Yes, good job. The only question is: how can you tell the difference between a node that contains a number and a node that contains an operator?

(Have you learned about variant records?)

Also, is it possible that the numbers in the equation will ever have fractional parts? (Say, what if it were "56 - 12/5 +1 * 5" ?)

I don't think we learnt about variant records. As for the division. I think we are suppose to keep the division simple (no decimals).

I am not exactly sure how to get the numbers and operators from my equation into the linked lists? Can I use the function I had from my previous attempt at an assignment to get the numbers out of the file?

function find_digits(var my_char : char; var  my_file : text): integer;

Var
   num : integer;

begin
   num := 0;
   while (ord(my_char) >= ord('0')) and (ord(my_char) <= ord('9')) do
begin
   num := num * 10 + (ord(my_char) - ord('0'));
   read(my_file, my_char);
   find_digits := num;
end;
end; { find_digits }

Absolutely. In fact, I'm pleased you remembered it.

You'll still have to know how to tell a number from an operator. How about:

tequation = record
            kind     : (i_am_a_number, i_am_an_operator);
            num      : integer;
            oper     : char;
            next     : pEquation;
            end;

Thereafter, you can know whether or not your tEquation contains a number if node^.kind = i_am_a_number then ... or an operator.

When you are reading your equation into the linked list, you can set a node's type similarly: new_node^.kind := i_am_an_operator; Hope this helps.

Thats good to know. Am I still heading in the right direction to get all the digits out of the equation?

program Assignment7(input, output);

Type
   pEquation = ^tequation;
   tequation = record
                  kind : (i_am_a_number, i_am_an_operator);
                  numb : integer;
                  oper : char;
                  next : pEquation;
               end;

function find_digits(var my_char : char; var my_file : text) : integer;

Var
   num : integer;

begin
   num := 0;
   while (ord(my_char) >= ord('0')) and (ord(my_char) <= ord('9')) do
   begin
      num := num * 10 + (ord(my_char) - ord('0'));
      read(my_file, my_char);
      find_digits := num;
   end;
end; { find_digits }




Var
   my_file         : text;
   my_char         : char;
   ptr 1, ptr2     : pEquation;
   num1            : integer;

BEGIN
   assign(my_file, 'input.txt');
   reset(my_file);
   read(my_file, my_char);
   num1 := find_digits(my_char, my_file);

   while (my_char <> '=') and (not eoln(my_file)) do
   begin
      read(my_file, my_char);
      If (ord(my_char) >= ord('0')) and (ord(my_char) <= ord('9')) then



end.

I am a bit confused on how to set up the linked lists.

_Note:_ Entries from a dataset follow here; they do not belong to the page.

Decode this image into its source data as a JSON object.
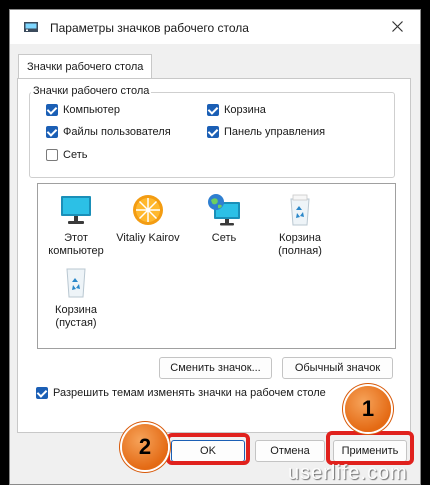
{
  "window": {
    "title": "Параметры значков рабочего стола"
  },
  "tab": {
    "label": "Значки рабочего стола"
  },
  "group": {
    "legend": "Значки рабочего стола",
    "checkboxes": [
      {
        "label": "Компьютер",
        "checked": true
      },
      {
        "label": "Корзина",
        "checked": true
      },
      {
        "label": "Файлы пользователя",
        "checked": true
      },
      {
        "label": "Панель управления",
        "checked": true
      },
      {
        "label": "Сеть",
        "checked": false
      }
    ]
  },
  "icons": [
    {
      "label": "Этот компьютер",
      "icon": "monitor-icon"
    },
    {
      "label": "Vitaliy Kairov",
      "icon": "user-folder-icon"
    },
    {
      "label": "Сеть",
      "icon": "network-icon"
    },
    {
      "label": "Корзина (полная)",
      "icon": "recycle-bin-full-icon"
    },
    {
      "label": "Корзина (пустая)",
      "icon": "recycle-bin-empty-icon"
    }
  ],
  "buttons": {
    "change_icon": "Сменить значок...",
    "default_icon": "Обычный значок",
    "ok": "OK",
    "cancel": "Отмена",
    "apply": "Применить"
  },
  "allow_themes": {
    "label": "Разрешить темам изменять значки на рабочем столе",
    "checked": true
  },
  "annotations": {
    "badge_1": "1",
    "badge_2": "2"
  },
  "watermark": "userlife.com",
  "colors": {
    "accent": "#1b5fb5",
    "highlight": "#e0211d",
    "badge": "#e46a14"
  }
}
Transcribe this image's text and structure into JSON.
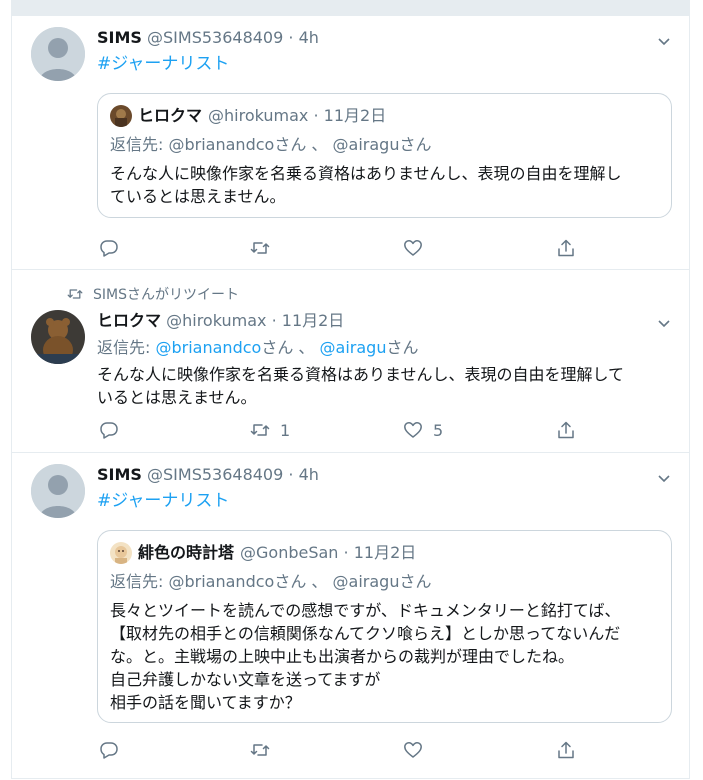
{
  "tweets": [
    {
      "name": "SIMS",
      "handle": "@SIMS53648409",
      "time": "4h",
      "hashtag": "#ジャーナリスト",
      "quote": {
        "name": "ヒロクマ",
        "handle": "@hirokumax",
        "time": "11月2日",
        "reply_prefix": "返信先:",
        "reply_1": "@brianandcoさん",
        "reply_sep": "、",
        "reply_2": "@airaguさん",
        "lines": [
          "そんな人に映像作家を名乗る資格はありませんし、表現の自由を理解し",
          "ているとは思えません。"
        ]
      }
    },
    {
      "retweet_label": "SIMSさんがリツイート",
      "name": "ヒロクマ",
      "handle": "@hirokumax",
      "time": "11月2日",
      "reply_prefix": "返信先:",
      "reply_1": "@brianandco",
      "reply_1_suffix": "さん",
      "reply_sep": "、",
      "reply_2": "@airagu",
      "reply_2_suffix": "さん",
      "lines": [
        "そんな人に映像作家を名乗る資格はありませんし、表現の自由を理解して",
        "いるとは思えません。"
      ],
      "retweet_count": "1",
      "like_count": "5"
    },
    {
      "name": "SIMS",
      "handle": "@SIMS53648409",
      "time": "4h",
      "hashtag": "#ジャーナリスト",
      "quote": {
        "name": "緋色の時計塔",
        "handle": "@GonbeSan",
        "time": "11月2日",
        "reply_prefix": "返信先:",
        "reply_1": "@brianandcoさん",
        "reply_sep": "、",
        "reply_2": "@airaguさん",
        "lines": [
          "長々とツイートを読んでの感想ですが、ドキュメンタリーと銘打てば、",
          "【取材先の相手との信頼関係なんてクソ喰らえ】としか思ってないんだ",
          "な。と。主戦場の上映中止も出演者からの裁判が理由でしたね。",
          "自己弁護しかない文章を送ってますが",
          "相手の話を聞いてますか？"
        ]
      }
    }
  ],
  "icons": [
    "caret-down-icon",
    "reply-icon",
    "retweet-icon",
    "like-icon",
    "share-icon"
  ],
  "colors": {
    "link": "#1da1f2",
    "muted": "#657786",
    "border": "#e6ecf0",
    "text": "#14171a"
  }
}
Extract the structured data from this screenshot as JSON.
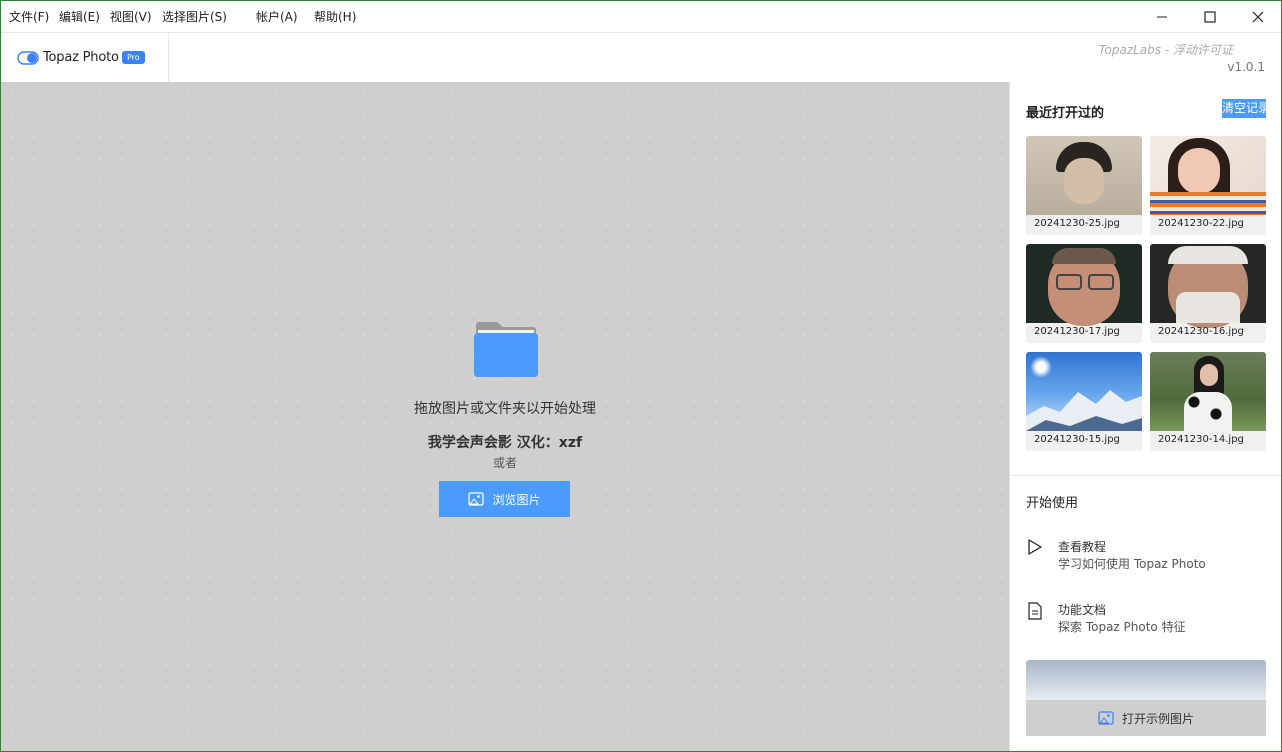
{
  "menu": {
    "file": "文件(F)",
    "edit": "编辑(E)",
    "view": "视图(V)",
    "select": "选择图片(S)",
    "account": "帐户(A)",
    "help": "帮助(H)"
  },
  "header": {
    "logo": "Topaz Photo",
    "badge": "Pro",
    "license": "TopazLabs - 浮动许可证",
    "version": "v1.0.1"
  },
  "main": {
    "drop_text": "拖放图片或文件夹以开始处理",
    "credit_text": "我学会声会影 汉化：xzf",
    "or_text": "或者",
    "browse_label": "浏览图片"
  },
  "sidebar": {
    "recent_title": "最近打开过的",
    "clear_label": "清空记录",
    "recent_files": [
      {
        "name": "20241230-25.jpg"
      },
      {
        "name": "20241230-22.jpg"
      },
      {
        "name": "20241230-17.jpg"
      },
      {
        "name": "20241230-16.jpg"
      },
      {
        "name": "20241230-15.jpg"
      },
      {
        "name": "20241230-14.jpg"
      }
    ],
    "start_title": "开始使用",
    "resources": [
      {
        "title": "查看教程",
        "subtitle": "学习如何使用 Topaz Photo",
        "icon": "play-icon"
      },
      {
        "title": "功能文档",
        "subtitle": "探索 Topaz Photo 特征",
        "icon": "document-icon"
      }
    ],
    "sample_label": "打开示例图片"
  },
  "colors": {
    "accent": "#4a9bfa",
    "canvas": "#cfcfcf",
    "badge": "#3b82f6"
  }
}
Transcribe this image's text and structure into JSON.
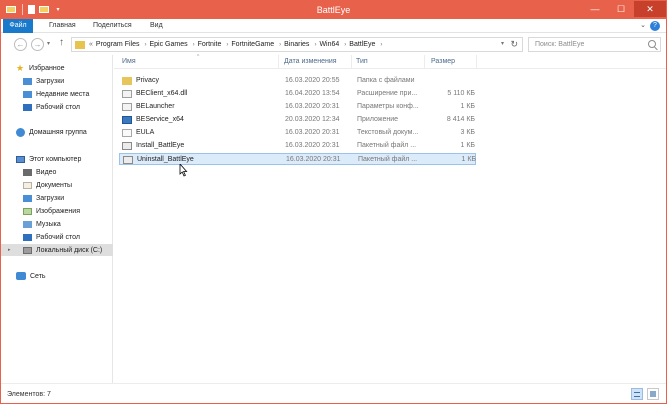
{
  "window": {
    "title": "BattlEye",
    "quick_access": {
      "dropdown_glyph": "▾"
    },
    "controls": {
      "minimize": "—",
      "maximize": "☐",
      "close": "✕"
    }
  },
  "ribbon": {
    "tabs": [
      "Файл",
      "Главная",
      "Поделиться",
      "Вид"
    ],
    "expand_glyph": "⌄",
    "help_glyph": "?"
  },
  "navigation": {
    "back_glyph": "←",
    "forward_glyph": "→",
    "recent_glyph": "▾",
    "up_glyph": "↑",
    "address_lead": "«",
    "breadcrumbs": [
      "Program Files",
      "Epic Games",
      "Fortnite",
      "FortniteGame",
      "Binaries",
      "Win64",
      "BattlEye"
    ],
    "crumb_separator": "›",
    "address_dropdown_glyph": "▾",
    "refresh_glyph": "↻",
    "search_placeholder": "Поиск: BattlEye"
  },
  "sidebar": {
    "favorites": {
      "label": "Избранное",
      "items": [
        "Загрузки",
        "Недавние места",
        "Рабочий стол"
      ]
    },
    "homegroup": {
      "label": "Домашняя группа"
    },
    "computer": {
      "label": "Этот компьютер",
      "items": [
        "Видео",
        "Документы",
        "Загрузки",
        "Изображения",
        "Музыка",
        "Рабочий стол",
        "Локальный диск (C:)"
      ]
    },
    "network": {
      "label": "Сеть"
    },
    "expander_glyph": "▸"
  },
  "columns": {
    "name": "Имя",
    "date": "Дата изменения",
    "type": "Тип",
    "size": "Размер",
    "sort_glyph": "^"
  },
  "files": [
    {
      "name": "Privacy",
      "date": "16.03.2020 20:55",
      "type": "Папка с файлами",
      "size": "",
      "icon": "folder-icon"
    },
    {
      "name": "BEClient_x64.dll",
      "date": "16.04.2020 13:54",
      "type": "Расширение при...",
      "size": "5 110 КБ",
      "icon": "dll-icon"
    },
    {
      "name": "BELauncher",
      "date": "16.03.2020 20:31",
      "type": "Параметры конф...",
      "size": "1 КБ",
      "icon": "config-icon"
    },
    {
      "name": "BEService_x64",
      "date": "20.03.2020 12:34",
      "type": "Приложение",
      "size": "8 414 КБ",
      "icon": "exe-icon"
    },
    {
      "name": "EULA",
      "date": "16.03.2020 20:31",
      "type": "Текстовый докум...",
      "size": "3 КБ",
      "icon": "text-file-icon"
    },
    {
      "name": "Install_BattlEye",
      "date": "16.03.2020 20:31",
      "type": "Пакетный файл ...",
      "size": "1 КБ",
      "icon": "batch-file-icon"
    },
    {
      "name": "Uninstall_BattlEye",
      "date": "16.03.2020 20:31",
      "type": "Пакетный файл ...",
      "size": "1 КБ",
      "icon": "batch-file-icon"
    }
  ],
  "status": {
    "text": "Элементов: 7"
  },
  "colors": {
    "title_bar": "#e8624b",
    "file_tab": "#1979ca",
    "selection": "#dcebfa",
    "folder": "#e8c55a"
  }
}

Do I need to use "nil" anywhere?

You are close.

A linked list always has three things:
1. a record with a "next" pointer.
2. a "head" pointer pointing to the first record in the linked list.
3. the last record in the linked list's "next" pointer is nil.

Your main loop should look something like this:

read( my_file, my_char );
while not eof( my_file ) do[/inlinecode]
    while c is a space do skip spaces
        if c is in '0'..'9' then
            read the number and stick it in a new node
            which you append to the end of the linked list.
    else if c is an operator then
        read the operator and stick it in a new node
        which you append to the end of the linked list
    else error (because it's not a number, space, or valid operator)
        loop to 2

I would make a couple of functions that create a new node. They might be named:

function new_number_node( num: integer ): pEquation;

function new_operator_node( oper: char ): pEquation;

Then in your loop all you have to do is call the appropriate function to make life easy.

That should be enough for you to think about for now...

Edited 3 Years Ago by diafol: fixed formatting

Ugh. I am having troubles with "read the number and stick it in a new node" I can't seem to get it. Also, when you sau "c" is that the same as "my_char"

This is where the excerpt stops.